SCOTUS Agrees To Hear NC ‘Fringe Legal Theory’ Case That Could Award Control Of Election Results To State Legislatures

Source: NPR

If the U.S. Supreme Court’s decision to overturn Roe v. Wade on June 24 wasn’t horrifying enough, several days later they agreed to hear a case out of North Carolina that could lead to state legislatures deciding who gets elected, NPR reported.

The case, Moore v. Harper, highlights what is “a fringe legal theory about how much power state legislatures have over the running of congressional and presidential elections,” according to NPR.

The case deals with newly drawn voting district maps for North Carolina’s 14 congressional seats. Republicans are upset because North Carolina’s state courts struck down their partisan and racist gerrymandered maps and came up with their own court-drawn map that will be used for this November’s midterms.

The North Carolina Republican Party wants to bring back the overturned map – a map so gerrymandered in favor of the GOP that courts ruled Republicans in the legislature “violated multiple provisions” found in the state’s constitution by giving Republican candidates “an unfair advantage.”

The NCGOP, led by House Speaker Tim Moore, appealed the ruling to the Supreme Court, arguing that “the U.S. Constitution’s Elections Clause gives state legislatures the power to determine how congressional elections are conducted without any checks and balances from state constitutions or state courts.”

This belief is called the independent state legislature theory and Republicans are arguing that the state courts’ decision to throw out the maps drawn by the legislature violates the U.S. Constitution. According to NPR, this argument “radically departs from the U.S. Supreme Court’s historical record of deferring to state courts on how state constitutions and laws should be interpreted.”

Republicans made an emergency request in March for the U.S. Supreme Court to rule on the case, but the court decided against it. In a dissenting opinion by Justices Clarence Thomas, Neil Gorsuch and Samuel Alito, the three men said they would most likely side with the NCGOP on the independent state legislature theory.

The endorsement of such an outlandish theory by one-third of the high court has legal scholars terrified about the potential consequences across the nation for congressional and presidential elections.

“It would be extremely disruptive,” Carolyn Shapiro, a law professor and founder and co-director of Chicago-Kent College of Law’s Institute on the Supreme Court of the United States, told NPR. “It would allow the possibility that people who don’t like state supreme court rulings that have been on the books potentially for years could step back in and say, ‘Well, actually, that ruling only applies to state elections.'”

Shapiro further explained that using the independent state legislature theory could result in difficulties when holding elections for different levels of government – election officials would possibly need to have different sets of ballots for different elections, a different voter registration system, and for states where it exists, different voter ID laws.

An embrace of such a theory could also potentially blow up how the 2024 presidential election is run. 

Dean of the University of Illinois College of Law, Vikram Amar, told NPR that a “hyper-charged” version of the independent state legislature theory focusing on the U.S. Constitution’s Electors Clause was actually the backdrop for the “fake electors” scheme that is being investigated by the Jan. 6 House select committee.

Amar warned that, depending on how the Supreme Court rules in the North Carolina case, the next presidential election could be impacted by the court’s support for the theory.

For example, states with Republican-controlled legislatures (such as North Carolina) could interpret the ruling as permission to set new rules for elections that would take power away from voters when picking electors for the Electoral College – or in a worst-case scenario, allow state lawmakers, not the courts, to be the judges in any election disputes.

“It is really a grave danger to American democracy to say that state legislatures are free from state constitutions to do whatever they want,” Amar, who co-wrote an article for the Supreme Court Review at the University of Chicago about how the theory goes against an originalist understanding of the U.S. Constitution, told NPR. “State constitutions are an important source of American democracy, limits and rights.

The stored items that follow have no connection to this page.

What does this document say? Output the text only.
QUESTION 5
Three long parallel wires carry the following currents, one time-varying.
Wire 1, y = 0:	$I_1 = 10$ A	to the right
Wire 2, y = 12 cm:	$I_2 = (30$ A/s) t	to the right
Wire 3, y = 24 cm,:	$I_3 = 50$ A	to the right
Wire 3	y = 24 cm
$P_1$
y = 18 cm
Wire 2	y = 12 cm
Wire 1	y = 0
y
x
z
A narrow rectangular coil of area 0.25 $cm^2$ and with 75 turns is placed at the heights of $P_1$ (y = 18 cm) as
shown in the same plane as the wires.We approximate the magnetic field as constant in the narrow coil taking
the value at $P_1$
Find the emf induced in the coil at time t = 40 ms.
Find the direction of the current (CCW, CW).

And I think it would be terrible if the U.S. Supreme Court distorted federalism to reject that very important premise.”

Shapiro told NPR that the theory “doesn’t make any sense at all.”

“The legislatures are created by constitutions. Their powers are defined by constitutions. The way those powers interact with other branches of state government is defined by state constitutions. Limitations on those powers are defined by state constitutions,” said Shapiro. “The idea that there’s some kind of legislative power that is separate and apart from the ordinary constitutional limitations is really quite remarkable and lawless.”

If the Supreme Court rules in favor of Moore, we could see a 2024 presidential election where the Democrat wins the popular vote in North Carolina but the Republican-controlled legislature decides the result should be disputed. After “investigating” the vote tally, Republicans in the legislature rule that the Republican candidate was actually the winner and should be awarded the state’s 15 electoral votes.

This probably sounds unrealistic and alarmist to some, but it could very well be the future of elections in North Carolina and across the country.

The truly alarming thing is that we now need to have faith in the Supreme Court to rule against Moore in this case – and the court’s recent history should not give us much hope.